Who are you, really?
This simple, but intimidating question is one that I believe is key to personal development and especially to those with leadership aspirations. It’s really difficult to improve without first having a realistic appraisal of where one starts from. The advice to “know thyself” has been around since at least the time of Plato and the ancient Greeks and it has stood the test of time.
Setting a foundation for improvement involves a significant effort to gain feedback from others, followed by self-reflection and/or working with a coach to draw out the most important conclusions. This type of self-evaluation requires an honest appraisal of strengths and weaknesses in interpersonal skills and an understanding of one’s preferences, biases and beliefs. We build mental models to simplify the world which involve assumptions that we must have the courage to challenge. Above all we must understand what really matters to us – our values. Getting an honest 360 degree view about oneself is time-consuming, sometimes uncomfortable but worth the effort. It is a necessary pre-cursor to authenticity, which I talked about in an earlier blog as a starting point for great leadership.
On my journey from working as a council officer in Croydon to the board of PwC UK, which took just over a decade, I did a variety of self-assessments on my MBA programme (such as Myers-Briggs), then a number of leadership programmes as a partner in the firm. I probably took such developmental work more seriously than most but I would say at best I had a partial picture of myself. Even though I put a lot of time into personal development and I had a good coach, I was probably too busy to fully reflect on what I’d learned. The problem with being successful (and I rose in PwC pretty quickly) is that you don’t have much time at your disposal nor enough of the greatest potential source of learning – failure.
The experience of being on the PwC board was a powerful one. Always in the spotlight internally, massive amounts of competing demands on your time and a very political environment. I was relatively young (just turned 40) compared to my fellow board members, struggled to communicate well widely enough what I was trying to do and, in retrospect, had few allies. Losing that position after two years meant I couldn’t finish what I started and I hit the earth with a thud. It was 2008 and the global financial crisis arrived to make things worse. I felt that I had failed and was uncertain what to do next.
At that point I started working with an excellent mentor who helped me make sense of the past and what had just happened to me. Gradually, by taking the emotion out of the situation I was able to see both my previous successes and failures in a different light and to learn from both. It was certainly uncomfortable spending two days alone at the start with someone who asked very good questions and with nowhere to hide. We did a lot of work to analyse what other people said about me and to understand what was really important to me – my values.
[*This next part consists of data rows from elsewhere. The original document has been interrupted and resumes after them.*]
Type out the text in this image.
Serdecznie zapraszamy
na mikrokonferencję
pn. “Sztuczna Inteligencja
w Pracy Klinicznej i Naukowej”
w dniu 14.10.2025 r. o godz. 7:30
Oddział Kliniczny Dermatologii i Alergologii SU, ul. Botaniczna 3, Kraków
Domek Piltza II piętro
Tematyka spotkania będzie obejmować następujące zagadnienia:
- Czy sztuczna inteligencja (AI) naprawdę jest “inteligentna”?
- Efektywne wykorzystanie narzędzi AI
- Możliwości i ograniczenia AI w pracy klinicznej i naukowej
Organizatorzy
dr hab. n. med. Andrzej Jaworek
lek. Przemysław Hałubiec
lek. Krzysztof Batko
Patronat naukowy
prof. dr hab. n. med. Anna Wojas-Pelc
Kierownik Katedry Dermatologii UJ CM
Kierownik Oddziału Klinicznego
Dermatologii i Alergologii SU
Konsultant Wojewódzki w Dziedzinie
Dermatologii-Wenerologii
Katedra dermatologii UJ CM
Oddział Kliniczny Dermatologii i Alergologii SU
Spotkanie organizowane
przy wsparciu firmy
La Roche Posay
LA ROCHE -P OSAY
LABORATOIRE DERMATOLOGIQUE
My wife, Suzanne, took part in some of the process so we could understand what we both really wanted. Fortunately we have very similar values – “love, happiness, joy and wanting to make a positive difference” all featured highly for both of us, which meant we could start jettisoning things that didn’t fit with those. I took a year off work and returned much stronger and had a very successful next few years as leader of PwC’s government practice and its Africa Business Group, which I founded.
This mentoring gave me an anchor and enabled me to be a lot clearer about everything. Andrew would end our sessions by asking “what are you now clearer about?” It’s a good, open question. It also helps identify what you are still unclear about too! The clearer you become about what you are objectively really like the easier it becomes to be objective and even be selective about feedback you receive as it is not all accurate.
The difficult period of my career in 2008/09 following leaving the board was however one of the three spells in which I’ve learned most about myself. The other two were losing my mother (who brought me up on her own) back in 1988 and my more recent secondment to Africa in 2015/16 when it became apparent that my vision for PwC in Africa wasn’t going to happen any time soon and I returned to London early. Losing Mum, the greatest leadership influence on my life, was the most traumatic of the three but also helped put the other two into perspective. Going through all those experiences (as well as many more happier times in between) with Suzanne has been a huge advantage and means it isn’t just me that has to interpret everything. To an extent I’ve changed along the way. I’m much more intuitive and less introverted than I was. Some of that comes with age and experience but fundamentally I don’t think we really change in personality terms. Understanding that personality and learning to work with it is what self-awareness is means to me.